1. A method of continuously rolling a product in consecutive upstream and downstream roll stands, with the product exiting from the upstream roll stand at a velocity v₁ that is higher than the take in velocity v₃ of the downstream roll stand, said method comprising:

directing the product exiting from the upstream roll stand along an axis to an accumulator arranged between said roll stands, said accumulator having a curved laying assembly with an entry end aligned with said axis to receive said product, and an exit end spaced radially from said axis to deliver said product in an exit direction transverse to said axis;

during a first time interval, maintaining said laying assembly stationary, with its exit end aligned with a guide leading to said downstream roll stand, thereby delivering said product via said guide for rolling in said downstream roll stand at its take in velocity v₃, while excess product resulting from the velocity differential v₁–V₃ continues to be delivered from said upstream roll stand;

temporarily storing said excess product in a looper arranged between said accumulator and one of said roll stands;

during a second time interval, rotatably accelerating said laying assembly about said axis to an operational speed at which said exit end has a velocity v₂ equal to v₁–V₃, thereby decelerating the product being delivered from said exit end to the velocity v₃;

during a third time interval, continuing to rotate said laying assembly at said operational speed, the curvature of said laying assembly and the orientation of said exit end being such as to form the product delivered from said exit end in excess of that being rolled in said downstream roll stand into a helix;

depositing and accumulating said helix on a cylindrical drum rotatable about said axis; and

rotating said drum in a direction opposite to the direction of rotation of said laying assembly to thereby unwind said helix via said guide to said downstream roll stand at velocity v₃.

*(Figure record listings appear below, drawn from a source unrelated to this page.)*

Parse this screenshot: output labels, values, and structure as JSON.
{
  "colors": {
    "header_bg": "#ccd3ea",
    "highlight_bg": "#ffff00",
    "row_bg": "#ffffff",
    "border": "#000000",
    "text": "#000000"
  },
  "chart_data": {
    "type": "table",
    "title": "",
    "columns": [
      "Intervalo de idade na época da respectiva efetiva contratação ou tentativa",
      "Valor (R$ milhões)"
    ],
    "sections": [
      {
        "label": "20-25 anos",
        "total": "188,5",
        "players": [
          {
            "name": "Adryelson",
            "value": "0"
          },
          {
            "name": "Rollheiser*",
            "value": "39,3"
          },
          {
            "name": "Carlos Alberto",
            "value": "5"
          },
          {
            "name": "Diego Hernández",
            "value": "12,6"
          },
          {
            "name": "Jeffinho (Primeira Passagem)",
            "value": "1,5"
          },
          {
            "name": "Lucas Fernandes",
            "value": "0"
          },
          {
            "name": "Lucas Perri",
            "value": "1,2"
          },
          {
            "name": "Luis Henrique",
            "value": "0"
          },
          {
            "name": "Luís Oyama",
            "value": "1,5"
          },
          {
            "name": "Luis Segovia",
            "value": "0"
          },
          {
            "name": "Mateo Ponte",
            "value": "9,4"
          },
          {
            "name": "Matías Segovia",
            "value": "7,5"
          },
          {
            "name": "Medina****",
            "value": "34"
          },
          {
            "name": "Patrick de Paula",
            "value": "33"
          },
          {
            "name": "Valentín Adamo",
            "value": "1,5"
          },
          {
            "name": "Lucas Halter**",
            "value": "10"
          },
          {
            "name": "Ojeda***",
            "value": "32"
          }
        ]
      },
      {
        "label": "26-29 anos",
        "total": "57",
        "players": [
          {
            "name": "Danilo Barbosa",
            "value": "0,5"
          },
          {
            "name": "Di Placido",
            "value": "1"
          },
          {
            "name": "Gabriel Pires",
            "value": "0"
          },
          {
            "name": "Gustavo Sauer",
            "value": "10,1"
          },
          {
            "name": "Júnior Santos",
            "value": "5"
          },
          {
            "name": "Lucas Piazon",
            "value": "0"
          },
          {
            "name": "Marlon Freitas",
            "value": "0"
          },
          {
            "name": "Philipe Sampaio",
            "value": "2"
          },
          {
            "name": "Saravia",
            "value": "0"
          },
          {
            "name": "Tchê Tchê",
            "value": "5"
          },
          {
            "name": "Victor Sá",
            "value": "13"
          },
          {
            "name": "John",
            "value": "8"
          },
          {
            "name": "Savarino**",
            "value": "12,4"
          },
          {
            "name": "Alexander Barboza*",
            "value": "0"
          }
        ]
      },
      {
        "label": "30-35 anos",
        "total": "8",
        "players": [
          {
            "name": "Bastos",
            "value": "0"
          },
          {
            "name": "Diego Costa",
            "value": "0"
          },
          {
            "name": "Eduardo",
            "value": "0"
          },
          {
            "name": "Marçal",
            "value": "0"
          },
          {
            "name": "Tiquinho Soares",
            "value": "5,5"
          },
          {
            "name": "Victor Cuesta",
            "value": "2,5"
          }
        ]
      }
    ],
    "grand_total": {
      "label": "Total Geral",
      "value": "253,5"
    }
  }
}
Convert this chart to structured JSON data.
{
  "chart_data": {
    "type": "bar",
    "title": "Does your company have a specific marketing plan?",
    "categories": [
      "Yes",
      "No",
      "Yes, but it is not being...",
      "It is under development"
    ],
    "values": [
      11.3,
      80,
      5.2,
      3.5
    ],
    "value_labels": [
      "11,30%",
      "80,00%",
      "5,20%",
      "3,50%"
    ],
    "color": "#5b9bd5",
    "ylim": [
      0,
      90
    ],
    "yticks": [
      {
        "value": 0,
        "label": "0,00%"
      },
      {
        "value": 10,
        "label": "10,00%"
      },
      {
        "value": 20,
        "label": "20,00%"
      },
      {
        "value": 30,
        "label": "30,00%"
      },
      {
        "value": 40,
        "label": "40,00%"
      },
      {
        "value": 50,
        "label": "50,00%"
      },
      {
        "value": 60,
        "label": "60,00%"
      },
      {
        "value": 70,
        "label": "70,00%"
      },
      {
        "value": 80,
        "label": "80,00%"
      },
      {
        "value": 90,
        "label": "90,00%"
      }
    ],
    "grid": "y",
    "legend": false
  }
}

2. The method of claim 1 further comprising controlling the velocity of the product entering and exiting from said accumulator respectively with upstream and downstream driven pinch roll units.

3. The method of claim 2 wherein said looper is arranged between said downstream pinch roll unit and said downstream roll stand, operating said upstream and downstream pinch roll units to maintain the velocity of said product at v₁ during said first time interval, and operating said downstream pinch roll unit during said second time interval to decelerate said product from v₁ to v₃ at a rate inverse to the rate of acceleration of said curved guide.

4. The method of claim 2 wherein said looper is arranged between said upstream pinch roll unit and said upstream roll stand, operating said upstream pinch roll unit at velocity v₃ and said downstream pinch roll unit at velocity v₃ during said first time interval, and accelerating said upstream pinch roll unit during said second time interval to accelerate said product from v₃ to v₁ at the same rate as the rate of acceleration of said curved guide.